Трубецкого перевели в Киев, и в думу Северного общества введен вместо него он, Рылеев. По сути, ему, и только ему, подготавливать восстание. Оглянуться не на кого. Никита Муравьев, влюбленный, как Ромео, в свою молодую жену, все более и более отходит от дела. Отговаривается работой над конституцией, будто это академический труд, будто собрался защищать звание бакалавра. Николай Иванович Тургенев — за границей. Оболенский хорош, готов на все, согласен со всем, и тут-то главная беда. Он слишком восторжен, доверчив, легко воспламеняется, но лишь от чужого огня. Сегодня в восторге от «Русской правды» Пестеля. Завтра убежденный сторонник Никиты Муравьева, послезавтра пламенно защищает его, рылеевские, планы. Его нельзя не любить, но довериться опасно. Легок, как летний зефир. Иван Иванович Пущин полная ему противоположность — скала, кремень. Вот у кого учиться твердости. Но кто за ним? Человек статский. Ушел в судейские, чтобы бороться с лихоимством и беззаконием. Своею твердостью, ясным, логическим умом он очень полезен в обществе, но кто пойдет за ним в момент восстания? Николай Бестужев и Торсон, оба флотские, достойные, положительные офицеры, но взглядов умеренных. И, наконец, новые — Каховский и Якубович, рвущиеся в бой, безудержные якобинцы. Особенно опасен еще до начала всех событий Якубович. Им движет личная месть. Он собирается рассчитываться с императором Александром за свою обиду. Якубович храбр, но храбрость солдата и храбрость заговорщика не одно и то же. Солдата даже при неудаче ждет благодарность, а иной раз награда. При неудаче заговорщика ожидает позор и верная смерть.
Какое дело Якубовичу до блага отчизны? Он сам говорил, что миром движут только две страсти — мщение и благодарность. А при первой встрече, бог весть кем осведомленный, заявил: «Я не люблю никаких тайных обществ. Один решительный человек полезнее всех карбонариев и масонов. Знайте, что я жестоко оскорблен царем».
Действительно, кажется, всему Петербургу было известно, что за участие в нашумевшей дуэли графа Завадовского с Шереметевым Якубович был переведен из гвардии в армию и сослан на Кавказ. Там он не раз отличился, получил рану в голову и приехал в Петербург лечиться и просить, чтобы его снова перевели в гвардию. В просьбе было отказано. И теперь он не без успеха слонялся по питерским гостиным с черной повязкой на лбу, пылая ненавистью и жаждой мщения императору Александру.
Этот акт возмездия он собирался совершить на петергофских празднествах или на маневрах.
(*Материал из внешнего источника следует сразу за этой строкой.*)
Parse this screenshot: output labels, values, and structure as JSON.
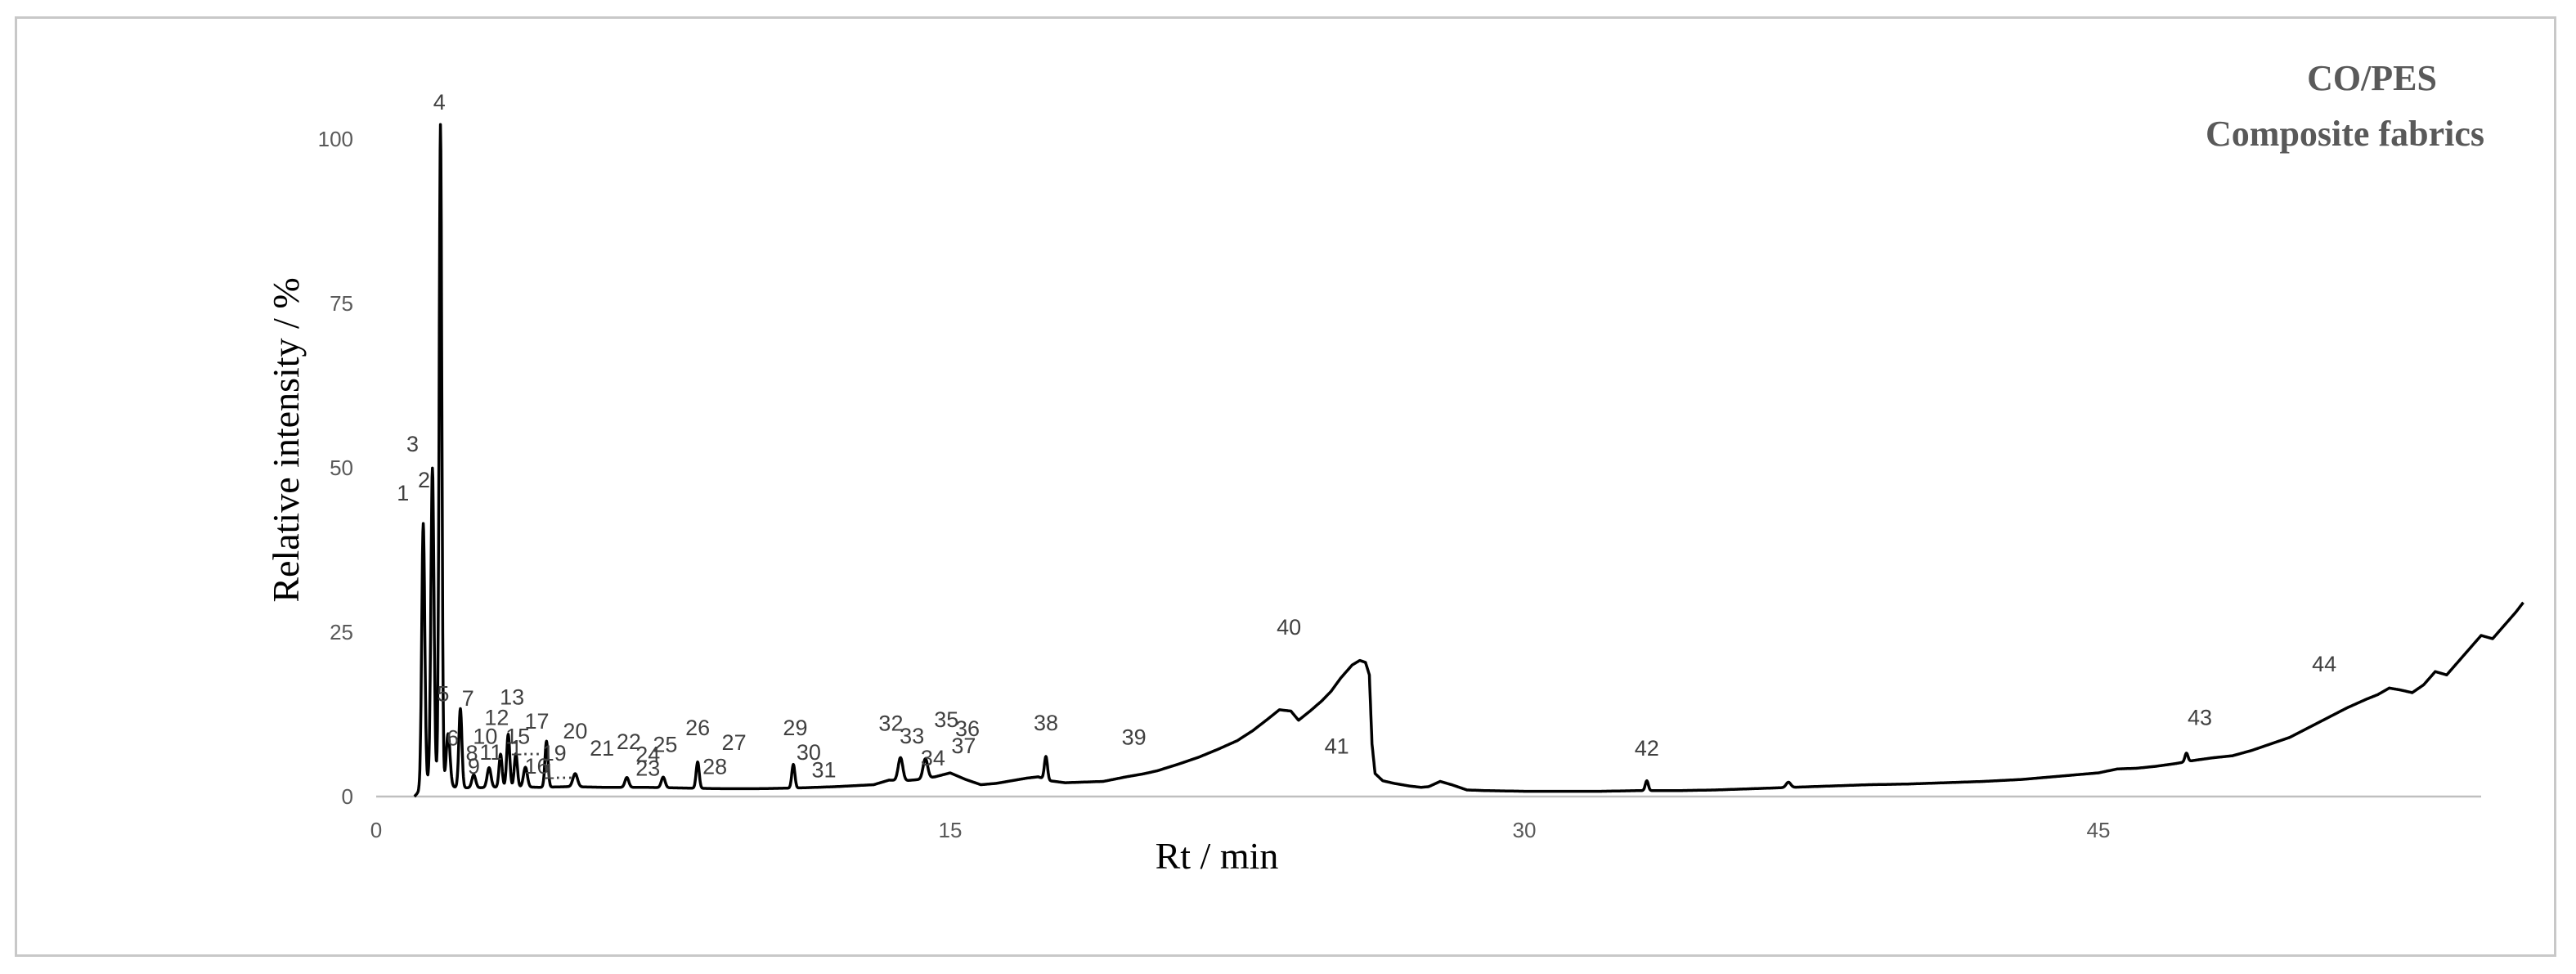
{
  "chart_data": {
    "type": "line",
    "title": [
      "CO/PES",
      "Composite fabrics"
    ],
    "xlabel": "Rt / min",
    "ylabel": "Relative intensity / %",
    "xlim": [
      0,
      55
    ],
    "ylim": [
      0,
      100
    ],
    "xticks": [
      0,
      15,
      30,
      45
    ],
    "yticks": [
      0,
      25,
      50,
      75,
      100
    ],
    "grid": false,
    "legend": "none",
    "line_color": "#000000",
    "series": [
      {
        "baseline": [
          [
            1.0,
            0
          ],
          [
            1.15,
            1
          ],
          [
            1.3,
            2
          ],
          [
            1.45,
            3
          ],
          [
            1.6,
            2.6
          ],
          [
            1.8,
            1.6
          ],
          [
            2.1,
            1.4
          ],
          [
            2.5,
            1.3
          ],
          [
            3.0,
            1.4
          ],
          [
            3.6,
            1.5
          ],
          [
            4.3,
            1.4
          ],
          [
            5.0,
            1.5
          ],
          [
            6.0,
            1.4
          ],
          [
            7.0,
            1.4
          ],
          [
            8.0,
            1.3
          ],
          [
            9.0,
            1.2
          ],
          [
            10.0,
            1.2
          ],
          [
            11.0,
            1.3
          ],
          [
            12.0,
            1.5
          ],
          [
            13.0,
            1.8
          ],
          [
            13.4,
            2.5
          ],
          [
            13.8,
            2.4
          ],
          [
            14.2,
            2.6
          ],
          [
            14.6,
            3.0
          ],
          [
            15.0,
            3.6
          ],
          [
            15.4,
            2.6
          ],
          [
            15.8,
            1.8
          ],
          [
            16.2,
            2.0
          ],
          [
            16.6,
            2.4
          ],
          [
            17.0,
            2.8
          ],
          [
            17.3,
            3.0
          ],
          [
            17.6,
            2.4
          ],
          [
            18.0,
            2.1
          ],
          [
            19.0,
            2.3
          ],
          [
            19.6,
            3.0
          ],
          [
            20.0,
            3.4
          ],
          [
            20.4,
            3.9
          ],
          [
            21.0,
            5.0
          ],
          [
            21.5,
            6.0
          ],
          [
            22.0,
            7.2
          ],
          [
            22.5,
            8.5
          ],
          [
            22.9,
            10.0
          ],
          [
            23.3,
            11.8
          ],
          [
            23.6,
            13.2
          ],
          [
            23.9,
            13.0
          ],
          [
            24.1,
            11.6
          ],
          [
            24.4,
            13.0
          ],
          [
            24.7,
            14.5
          ],
          [
            24.95,
            16.0
          ],
          [
            25.2,
            18.0
          ],
          [
            25.5,
            20.0
          ],
          [
            25.7,
            20.7
          ],
          [
            25.85,
            20.4
          ],
          [
            25.95,
            18.5
          ],
          [
            26.02,
            8.0
          ],
          [
            26.1,
            3.5
          ],
          [
            26.3,
            2.4
          ],
          [
            26.6,
            2.0
          ],
          [
            27.0,
            1.6
          ],
          [
            27.3,
            1.4
          ],
          [
            27.5,
            1.5
          ],
          [
            27.8,
            2.3
          ],
          [
            28.1,
            1.8
          ],
          [
            28.5,
            1.0
          ],
          [
            29.0,
            0.9
          ],
          [
            30.0,
            0.8
          ],
          [
            31.0,
            0.8
          ],
          [
            32.0,
            0.8
          ],
          [
            33.0,
            0.9
          ],
          [
            34.0,
            0.9
          ],
          [
            35.0,
            1.0
          ],
          [
            36.0,
            1.2
          ],
          [
            37.0,
            1.4
          ],
          [
            38.0,
            1.6
          ],
          [
            39.0,
            1.8
          ],
          [
            40.0,
            1.9
          ],
          [
            41.0,
            2.1
          ],
          [
            42.0,
            2.3
          ],
          [
            43.0,
            2.6
          ],
          [
            44.0,
            3.1
          ],
          [
            45.0,
            3.6
          ],
          [
            45.5,
            4.2
          ],
          [
            46.0,
            4.3
          ],
          [
            46.5,
            4.6
          ],
          [
            47.0,
            5.0
          ],
          [
            47.5,
            5.5
          ],
          [
            48.0,
            5.9
          ],
          [
            48.5,
            6.2
          ],
          [
            49.0,
            7.0
          ],
          [
            49.5,
            8.0
          ],
          [
            50.0,
            9.0
          ],
          [
            50.5,
            10.5
          ],
          [
            51.0,
            12.0
          ],
          [
            51.5,
            13.5
          ],
          [
            52.0,
            14.8
          ],
          [
            52.3,
            15.5
          ],
          [
            52.6,
            16.5
          ],
          [
            52.9,
            16.2
          ],
          [
            53.2,
            15.8
          ],
          [
            53.5,
            17.0
          ],
          [
            53.8,
            19.0
          ],
          [
            54.1,
            18.5
          ],
          [
            54.4,
            20.5
          ],
          [
            54.7,
            22.5
          ],
          [
            55.0,
            24.5
          ],
          [
            55.3,
            24.0
          ],
          [
            55.6,
            26.0
          ],
          [
            55.9,
            28.0
          ],
          [
            56.1,
            29.5
          ]
        ],
        "peaks": [
          {
            "x": 1.23,
            "y": 40,
            "w": 0.04
          },
          {
            "x": 1.47,
            "y": 47,
            "w": 0.04
          },
          {
            "x": 1.68,
            "y": 100,
            "w": 0.035
          },
          {
            "x": 1.88,
            "y": 8,
            "w": 0.05
          },
          {
            "x": 2.2,
            "y": 12,
            "w": 0.04
          },
          {
            "x": 2.55,
            "y": 2,
            "w": 0.05
          },
          {
            "x": 2.95,
            "y": 3,
            "w": 0.05
          },
          {
            "x": 3.25,
            "y": 5,
            "w": 0.04
          },
          {
            "x": 3.45,
            "y": 8,
            "w": 0.04
          },
          {
            "x": 3.65,
            "y": 5,
            "w": 0.04
          },
          {
            "x": 3.9,
            "y": 3,
            "w": 0.05
          },
          {
            "x": 4.45,
            "y": 7,
            "w": 0.04
          },
          {
            "x": 5.2,
            "y": 2,
            "w": 0.06
          },
          {
            "x": 6.55,
            "y": 1.5,
            "w": 0.05
          },
          {
            "x": 7.5,
            "y": 1.6,
            "w": 0.05
          },
          {
            "x": 8.4,
            "y": 4,
            "w": 0.04
          },
          {
            "x": 10.9,
            "y": 3.6,
            "w": 0.04
          },
          {
            "x": 13.7,
            "y": 3.5,
            "w": 0.06
          },
          {
            "x": 14.35,
            "y": 3,
            "w": 0.06
          },
          {
            "x": 17.5,
            "y": 3.5,
            "w": 0.04
          },
          {
            "x": 33.2,
            "y": 1.5,
            "w": 0.04
          },
          {
            "x": 36.9,
            "y": 0.8,
            "w": 0.06
          },
          {
            "x": 47.3,
            "y": 1.3,
            "w": 0.04
          }
        ]
      }
    ],
    "peak_labels": [
      {
        "text": "1",
        "x": 0.7,
        "y": 45
      },
      {
        "text": "2",
        "x": 1.25,
        "y": 47
      },
      {
        "text": "3",
        "x": 0.95,
        "y": 52.5
      },
      {
        "text": "4",
        "x": 1.65,
        "y": 104.5
      },
      {
        "text": "5",
        "x": 1.75,
        "y": 14.5
      },
      {
        "text": "6",
        "x": 2.0,
        "y": 7.8
      },
      {
        "text": "7",
        "x": 2.4,
        "y": 13.8
      },
      {
        "text": "8",
        "x": 2.5,
        "y": 5.5
      },
      {
        "text": "9",
        "x": 2.55,
        "y": 3.5
      },
      {
        "text": "10",
        "x": 2.85,
        "y": 8
      },
      {
        "text": "11",
        "x": 3.0,
        "y": 5.6
      },
      {
        "text": "12",
        "x": 3.15,
        "y": 10.9
      },
      {
        "text": "13",
        "x": 3.55,
        "y": 14
      },
      {
        "text": "15",
        "x": 3.7,
        "y": 8
      },
      {
        "text": "1...",
        "x": 3.9,
        "y": 6.3
      },
      {
        "text": "16",
        "x": 4.2,
        "y": 3.5
      },
      {
        "text": "17",
        "x": 4.2,
        "y": 10.3
      },
      {
        "text": "19",
        "x": 4.65,
        "y": 5.5
      },
      {
        "text": "1...",
        "x": 4.75,
        "y": 2.7
      },
      {
        "text": "20",
        "x": 5.2,
        "y": 8.8
      },
      {
        "text": "21",
        "x": 5.9,
        "y": 6.2
      },
      {
        "text": "22",
        "x": 6.6,
        "y": 7.2
      },
      {
        "text": "23",
        "x": 7.1,
        "y": 3.2
      },
      {
        "text": "24",
        "x": 7.1,
        "y": 5.3
      },
      {
        "text": "25",
        "x": 7.55,
        "y": 6.8
      },
      {
        "text": "26",
        "x": 8.4,
        "y": 9.3
      },
      {
        "text": "27",
        "x": 9.35,
        "y": 7.1
      },
      {
        "text": "28",
        "x": 8.85,
        "y": 3.4
      },
      {
        "text": "29",
        "x": 10.95,
        "y": 9.3
      },
      {
        "text": "30",
        "x": 11.3,
        "y": 5.6
      },
      {
        "text": "31",
        "x": 11.7,
        "y": 2.9
      },
      {
        "text": "32",
        "x": 13.45,
        "y": 10
      },
      {
        "text": "33",
        "x": 14.0,
        "y": 8.1
      },
      {
        "text": "34",
        "x": 14.55,
        "y": 4.7
      },
      {
        "text": "35",
        "x": 14.9,
        "y": 10.6
      },
      {
        "text": "36",
        "x": 15.45,
        "y": 9.2
      },
      {
        "text": "37",
        "x": 15.35,
        "y": 6.6
      },
      {
        "text": "38",
        "x": 17.5,
        "y": 10.1
      },
      {
        "text": "39",
        "x": 19.8,
        "y": 7.9
      },
      {
        "text": "40",
        "x": 23.85,
        "y": 24.6
      },
      {
        "text": "41",
        "x": 25.1,
        "y": 6.5
      },
      {
        "text": "42",
        "x": 33.2,
        "y": 6.2
      },
      {
        "text": "43",
        "x": 47.65,
        "y": 10.9
      },
      {
        "text": "44",
        "x": 50.9,
        "y": 19
      }
    ]
  }
}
Что греха таить, тогда при разговоре, когда Якубович картинным жестом сорвал со лба черную повязку и показал сочащуюся, незаживающую рану, он был пленен этим жестом, да и словами: «Я мог бы залечить эту рану на Кавказе, но отказался, чтобы, воспользовавшись случаем, добраться до своего врага. Хоть я с гнилым черепом, но он от меня не ускользнет. А вы тоже пользуйтесь этим случаем».
Сгоряча он доверился этим словам, но, поостыв, пришел в ужас. И сейчас более, чем вялость и нерешительность товарищей, пугала одержимая, не ведающая препон мстительность Якубовича. Он может нанести свой удар раньше времени, когда общество еще не будет готово.